Reputation: 1699
I'm working on a POC to showcase how Cassandra works. I took Digg as an example. I wanted to create a data model that'll let me:
1) Add links 2) Add a link to a user favorite list. 3) Attached predetermined tags to links
I came up with two Column Families:
Links
UserFavs
This works fine for requirements #1 and #2 above, but when I come to #3 it gets trickier. I can add tags like 'java', 'languages', 'architecture' as column names with empty values in the Links column family. But querying will take a long time, let's say if I were to find out all the links that were tagged under 'java'.
Can anyone throw some ideas of how this can be implemented.

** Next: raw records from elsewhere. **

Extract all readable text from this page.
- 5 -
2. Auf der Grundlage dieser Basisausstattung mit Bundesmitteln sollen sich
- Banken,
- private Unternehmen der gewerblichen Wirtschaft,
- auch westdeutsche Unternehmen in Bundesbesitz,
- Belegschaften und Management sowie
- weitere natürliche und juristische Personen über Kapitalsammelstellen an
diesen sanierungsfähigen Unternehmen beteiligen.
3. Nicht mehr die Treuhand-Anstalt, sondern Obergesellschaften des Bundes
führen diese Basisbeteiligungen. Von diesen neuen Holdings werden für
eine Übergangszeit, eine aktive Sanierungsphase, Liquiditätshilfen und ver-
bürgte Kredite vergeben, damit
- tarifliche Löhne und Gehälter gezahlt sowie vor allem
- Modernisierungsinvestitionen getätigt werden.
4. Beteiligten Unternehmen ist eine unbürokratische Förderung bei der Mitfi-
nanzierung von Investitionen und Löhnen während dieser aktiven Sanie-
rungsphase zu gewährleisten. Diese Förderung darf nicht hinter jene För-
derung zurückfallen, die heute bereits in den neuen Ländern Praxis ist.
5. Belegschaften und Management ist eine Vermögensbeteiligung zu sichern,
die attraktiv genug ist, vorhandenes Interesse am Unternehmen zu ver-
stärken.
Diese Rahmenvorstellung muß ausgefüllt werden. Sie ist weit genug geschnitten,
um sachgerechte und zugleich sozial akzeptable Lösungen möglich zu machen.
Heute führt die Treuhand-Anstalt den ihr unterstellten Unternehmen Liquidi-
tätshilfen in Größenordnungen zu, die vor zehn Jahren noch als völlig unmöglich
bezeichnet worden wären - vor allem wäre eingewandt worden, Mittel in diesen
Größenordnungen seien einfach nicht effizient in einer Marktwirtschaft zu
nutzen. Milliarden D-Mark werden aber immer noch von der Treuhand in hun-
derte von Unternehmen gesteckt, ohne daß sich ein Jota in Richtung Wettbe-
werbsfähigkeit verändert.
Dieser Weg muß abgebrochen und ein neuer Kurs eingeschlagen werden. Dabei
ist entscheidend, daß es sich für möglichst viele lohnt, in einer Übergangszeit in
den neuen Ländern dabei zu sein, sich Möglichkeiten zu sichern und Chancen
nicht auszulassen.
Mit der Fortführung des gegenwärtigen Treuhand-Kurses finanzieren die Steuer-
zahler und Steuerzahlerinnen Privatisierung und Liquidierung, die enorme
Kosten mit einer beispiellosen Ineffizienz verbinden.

If I'm not clear with the question, please let me know.
Thanks, Kumar
Upvotes: 2
Views: 1281
Reputation: 42597
You could create a secondary index, i.e. a column family keyed on tag. Each row contains all the links for that particular tag. Note that this may result in very wide rows (i.e. with many columns) each of which will be stored on a single cassandra node. You might want a scheme to split these up if they get very large.
See http://www.datastax.com/docs/0.7/data_model/cfs_as_indexes
or http://pkghosh.wordpress.com/2011/03/02/cassandra-secondary-index-patterns/
or google cassandra secondary index
Upvotes: 3